The Chestnut Hill Film Group will present the movie at 7:30 pm in the museum’s main gallery. A donation of $5 is suggested.

The Woodmere Art Museum is located at 9211 Germantown Avenue, at the corner of Germantown Avenue and Bells Mill Road, in Philadelphia, Pennsylvania.

Directions to the Woodmere are available on the museum’s website.

Parking is available in the museum’s parking lot.

For more information, please call the Woodmere Art Museum at 215-247-0476.

Lorre Biographer Discusses Mad Love at The Projection Booth

Kicking off “Shocktober 2017” – a month-long look at horror films – with a discussion of Mad Love (1935), long-time filmfan and writer Mike White invited Stephen D. Youngkin, author of The Lost One: A Life of Peter Lorre (2005), to The Projection Booth on Tuesday, Oct. 3, 2017, for a discussion of Peter Lorre and his first American movie.

During the hour-long interview, Stephen Youngkin described Peter’s journey to Hollywood as a contract player with Columbia Pictures in 1934, his love of America and all things American, his dislike of the term “horror film”, and being labeled a horror movie actor after Mad Love. Having his head shaved for the role of the bald Dr. Gogol was not Peter’s idea, said Youngkin. He was sensitive about his appearance and went to visit Frances Drake, who played Yvonne Orlac, Dr. Gogol’s object of desire, to show her what he really looked like before work began on Mad Love.
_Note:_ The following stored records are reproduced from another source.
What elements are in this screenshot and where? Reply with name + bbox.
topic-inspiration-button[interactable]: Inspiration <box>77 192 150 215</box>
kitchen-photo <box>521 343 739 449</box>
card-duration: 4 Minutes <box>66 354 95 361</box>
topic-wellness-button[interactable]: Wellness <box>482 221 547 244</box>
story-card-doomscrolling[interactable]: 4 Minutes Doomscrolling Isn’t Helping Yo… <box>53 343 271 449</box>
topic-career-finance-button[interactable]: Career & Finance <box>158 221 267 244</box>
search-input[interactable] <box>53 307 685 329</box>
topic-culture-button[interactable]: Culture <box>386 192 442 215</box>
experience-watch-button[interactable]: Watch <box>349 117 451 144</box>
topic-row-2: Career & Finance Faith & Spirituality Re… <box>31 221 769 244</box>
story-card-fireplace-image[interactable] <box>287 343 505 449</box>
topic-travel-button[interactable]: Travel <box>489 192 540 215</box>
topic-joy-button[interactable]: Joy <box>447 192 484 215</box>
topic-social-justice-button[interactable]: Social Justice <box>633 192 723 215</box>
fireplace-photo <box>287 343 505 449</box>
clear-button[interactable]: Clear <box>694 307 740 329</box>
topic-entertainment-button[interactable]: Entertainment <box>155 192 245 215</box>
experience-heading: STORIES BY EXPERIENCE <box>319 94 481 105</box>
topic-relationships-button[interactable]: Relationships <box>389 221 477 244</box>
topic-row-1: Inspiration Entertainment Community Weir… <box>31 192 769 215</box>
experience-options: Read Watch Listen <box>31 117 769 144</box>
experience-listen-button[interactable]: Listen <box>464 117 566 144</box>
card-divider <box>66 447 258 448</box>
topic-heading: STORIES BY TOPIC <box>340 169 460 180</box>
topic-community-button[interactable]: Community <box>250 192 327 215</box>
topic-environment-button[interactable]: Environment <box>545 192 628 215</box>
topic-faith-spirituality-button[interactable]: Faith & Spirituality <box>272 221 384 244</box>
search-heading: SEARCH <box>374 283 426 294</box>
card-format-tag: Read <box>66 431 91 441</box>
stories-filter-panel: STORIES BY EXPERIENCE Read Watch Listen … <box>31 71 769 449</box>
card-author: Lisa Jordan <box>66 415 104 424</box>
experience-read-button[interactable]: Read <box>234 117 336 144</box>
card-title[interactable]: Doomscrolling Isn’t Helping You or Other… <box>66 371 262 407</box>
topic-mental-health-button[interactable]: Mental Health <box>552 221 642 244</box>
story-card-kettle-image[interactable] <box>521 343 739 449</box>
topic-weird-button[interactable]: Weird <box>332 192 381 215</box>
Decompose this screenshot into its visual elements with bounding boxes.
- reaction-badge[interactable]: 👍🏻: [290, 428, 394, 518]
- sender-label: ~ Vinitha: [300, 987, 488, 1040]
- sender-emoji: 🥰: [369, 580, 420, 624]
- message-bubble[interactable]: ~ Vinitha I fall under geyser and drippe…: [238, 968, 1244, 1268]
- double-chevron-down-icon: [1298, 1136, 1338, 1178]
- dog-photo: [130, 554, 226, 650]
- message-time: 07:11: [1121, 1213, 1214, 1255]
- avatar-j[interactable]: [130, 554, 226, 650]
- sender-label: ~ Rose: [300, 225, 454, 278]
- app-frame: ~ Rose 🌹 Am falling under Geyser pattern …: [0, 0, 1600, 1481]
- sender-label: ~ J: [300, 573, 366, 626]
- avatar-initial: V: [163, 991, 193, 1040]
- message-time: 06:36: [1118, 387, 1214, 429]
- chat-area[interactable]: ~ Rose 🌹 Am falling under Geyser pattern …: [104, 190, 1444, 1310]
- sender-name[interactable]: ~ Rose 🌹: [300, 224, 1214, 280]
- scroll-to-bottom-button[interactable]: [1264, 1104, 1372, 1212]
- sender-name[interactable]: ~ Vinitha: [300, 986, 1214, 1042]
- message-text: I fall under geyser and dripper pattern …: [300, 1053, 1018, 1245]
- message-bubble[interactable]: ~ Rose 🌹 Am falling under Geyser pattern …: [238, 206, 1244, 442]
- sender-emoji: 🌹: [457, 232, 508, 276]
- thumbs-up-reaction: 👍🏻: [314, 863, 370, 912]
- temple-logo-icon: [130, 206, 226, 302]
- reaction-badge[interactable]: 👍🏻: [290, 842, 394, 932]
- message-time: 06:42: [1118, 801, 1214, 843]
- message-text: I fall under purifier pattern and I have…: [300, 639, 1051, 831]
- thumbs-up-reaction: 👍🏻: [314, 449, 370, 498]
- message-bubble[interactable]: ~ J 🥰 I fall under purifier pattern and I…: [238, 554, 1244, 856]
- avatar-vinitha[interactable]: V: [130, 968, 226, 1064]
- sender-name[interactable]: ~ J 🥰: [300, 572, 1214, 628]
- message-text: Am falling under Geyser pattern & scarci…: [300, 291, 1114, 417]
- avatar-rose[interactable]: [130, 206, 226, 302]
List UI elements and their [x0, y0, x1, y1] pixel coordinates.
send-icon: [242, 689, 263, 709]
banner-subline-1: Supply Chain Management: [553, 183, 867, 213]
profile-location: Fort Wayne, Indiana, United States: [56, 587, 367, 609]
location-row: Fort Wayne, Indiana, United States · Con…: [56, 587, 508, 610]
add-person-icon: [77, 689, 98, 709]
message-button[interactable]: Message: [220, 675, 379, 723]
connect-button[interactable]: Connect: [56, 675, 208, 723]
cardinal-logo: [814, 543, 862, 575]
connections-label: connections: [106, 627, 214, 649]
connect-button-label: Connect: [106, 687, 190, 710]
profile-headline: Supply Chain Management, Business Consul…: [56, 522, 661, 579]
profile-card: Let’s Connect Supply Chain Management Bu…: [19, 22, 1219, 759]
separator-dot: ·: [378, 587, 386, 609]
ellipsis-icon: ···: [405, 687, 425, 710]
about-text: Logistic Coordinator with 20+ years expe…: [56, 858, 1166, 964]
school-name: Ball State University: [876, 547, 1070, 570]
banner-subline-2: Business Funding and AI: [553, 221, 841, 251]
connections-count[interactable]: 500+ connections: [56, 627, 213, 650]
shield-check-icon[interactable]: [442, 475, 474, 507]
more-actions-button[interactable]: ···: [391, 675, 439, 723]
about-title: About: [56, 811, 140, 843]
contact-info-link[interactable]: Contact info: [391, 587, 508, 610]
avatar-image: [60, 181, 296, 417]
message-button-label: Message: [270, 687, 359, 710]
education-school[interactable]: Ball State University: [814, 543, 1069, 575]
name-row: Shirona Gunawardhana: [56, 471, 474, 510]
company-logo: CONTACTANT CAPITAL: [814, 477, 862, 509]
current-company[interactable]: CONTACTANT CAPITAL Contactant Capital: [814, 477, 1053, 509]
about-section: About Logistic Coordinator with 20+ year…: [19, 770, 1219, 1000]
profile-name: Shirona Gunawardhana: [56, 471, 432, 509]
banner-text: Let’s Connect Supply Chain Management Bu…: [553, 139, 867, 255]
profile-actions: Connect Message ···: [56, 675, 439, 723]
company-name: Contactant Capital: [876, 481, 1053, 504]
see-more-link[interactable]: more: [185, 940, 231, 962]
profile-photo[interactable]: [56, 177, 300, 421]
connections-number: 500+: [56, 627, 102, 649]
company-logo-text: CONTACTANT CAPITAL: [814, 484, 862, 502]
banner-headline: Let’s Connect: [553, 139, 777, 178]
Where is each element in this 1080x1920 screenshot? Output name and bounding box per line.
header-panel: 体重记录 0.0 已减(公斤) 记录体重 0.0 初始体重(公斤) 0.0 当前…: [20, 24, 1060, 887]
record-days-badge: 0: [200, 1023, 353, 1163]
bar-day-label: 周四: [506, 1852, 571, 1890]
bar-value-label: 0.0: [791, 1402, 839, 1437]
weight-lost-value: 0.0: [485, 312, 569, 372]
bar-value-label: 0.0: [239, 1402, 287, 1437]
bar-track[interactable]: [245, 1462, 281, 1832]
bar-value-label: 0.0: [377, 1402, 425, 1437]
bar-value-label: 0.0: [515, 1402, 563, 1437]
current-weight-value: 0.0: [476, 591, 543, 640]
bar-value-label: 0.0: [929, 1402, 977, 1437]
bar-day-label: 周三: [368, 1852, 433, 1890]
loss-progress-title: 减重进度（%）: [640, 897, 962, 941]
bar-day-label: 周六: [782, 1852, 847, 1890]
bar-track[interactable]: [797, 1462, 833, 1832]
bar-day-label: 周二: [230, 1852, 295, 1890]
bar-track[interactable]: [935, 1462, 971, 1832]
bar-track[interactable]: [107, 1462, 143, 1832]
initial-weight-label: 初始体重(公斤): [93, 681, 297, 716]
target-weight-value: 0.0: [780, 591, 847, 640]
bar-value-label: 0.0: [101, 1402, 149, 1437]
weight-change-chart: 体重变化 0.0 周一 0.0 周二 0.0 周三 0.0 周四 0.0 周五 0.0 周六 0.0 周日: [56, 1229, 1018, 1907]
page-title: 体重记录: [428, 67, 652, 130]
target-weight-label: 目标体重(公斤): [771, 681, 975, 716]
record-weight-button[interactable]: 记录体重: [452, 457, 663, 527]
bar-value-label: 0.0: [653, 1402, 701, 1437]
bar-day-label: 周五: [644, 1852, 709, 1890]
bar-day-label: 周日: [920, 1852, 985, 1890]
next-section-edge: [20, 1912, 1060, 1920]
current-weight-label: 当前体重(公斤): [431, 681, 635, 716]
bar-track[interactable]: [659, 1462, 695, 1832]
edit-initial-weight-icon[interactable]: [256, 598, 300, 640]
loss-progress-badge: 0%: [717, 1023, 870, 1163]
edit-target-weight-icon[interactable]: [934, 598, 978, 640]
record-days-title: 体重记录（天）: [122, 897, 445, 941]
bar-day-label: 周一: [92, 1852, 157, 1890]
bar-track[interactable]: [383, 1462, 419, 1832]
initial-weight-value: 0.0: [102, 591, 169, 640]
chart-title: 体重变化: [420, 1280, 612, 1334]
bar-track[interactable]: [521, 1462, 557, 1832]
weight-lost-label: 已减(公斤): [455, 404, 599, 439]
Mike White also talked with film historian Greg Mank, whose book Hollywood Cauldron: Thirteen Horror Films from the Genre’s Golden Age (1994) includes a chapter on Mad Love and an interview with Frances Drake. Mank discusses scenes deleted from the finished print; the sad end of Colin Clive, who hated Mad Love and the other horror movies he made in the early 1930s; and Karl Freund’s approach to directing – which involved paying more attention to the movie’s cinematography than the performances of the actors. This suited Peter Lorre, said Mank, who could then do what he wanted to do with a part.

Using clips from the Mad Love dialogue track, Mike White and his guest co-host Samm Deighan explore the story, the characters, the cinematography, the direction, and the performances of the lead actors Peter Lorre, Colin Clive, and Frances Drake.

Episode 343, Oct. 3, 2017, marks Stephen Youngkin’s third visit to The Projection Booth. On May 24, 2017, Youngkin appeared in Episode 324 for a program about Der Verlorene (The Lost One, 1951), Peter Lorre’s only directorial effort. And on Nov. 22, 2016, Youngkin came on-board in Episode 298 for a discussion of Stranger on the Third Floor (1940).

On Nov. 29, 2016, Episode 299, Mike White and his special co-hosts and guests discussed The Chase (1946).

All current and past podcasts of The Projection Booth are available on the program’s website.




And on Tuesday, Oct. 31, 2017, Mad Love will be shown on Turner Classic Movies at 10 am EST and 7 am PST, as part of a day-long salute to horror movies.

Happy Halloween from Turner Classic Movies!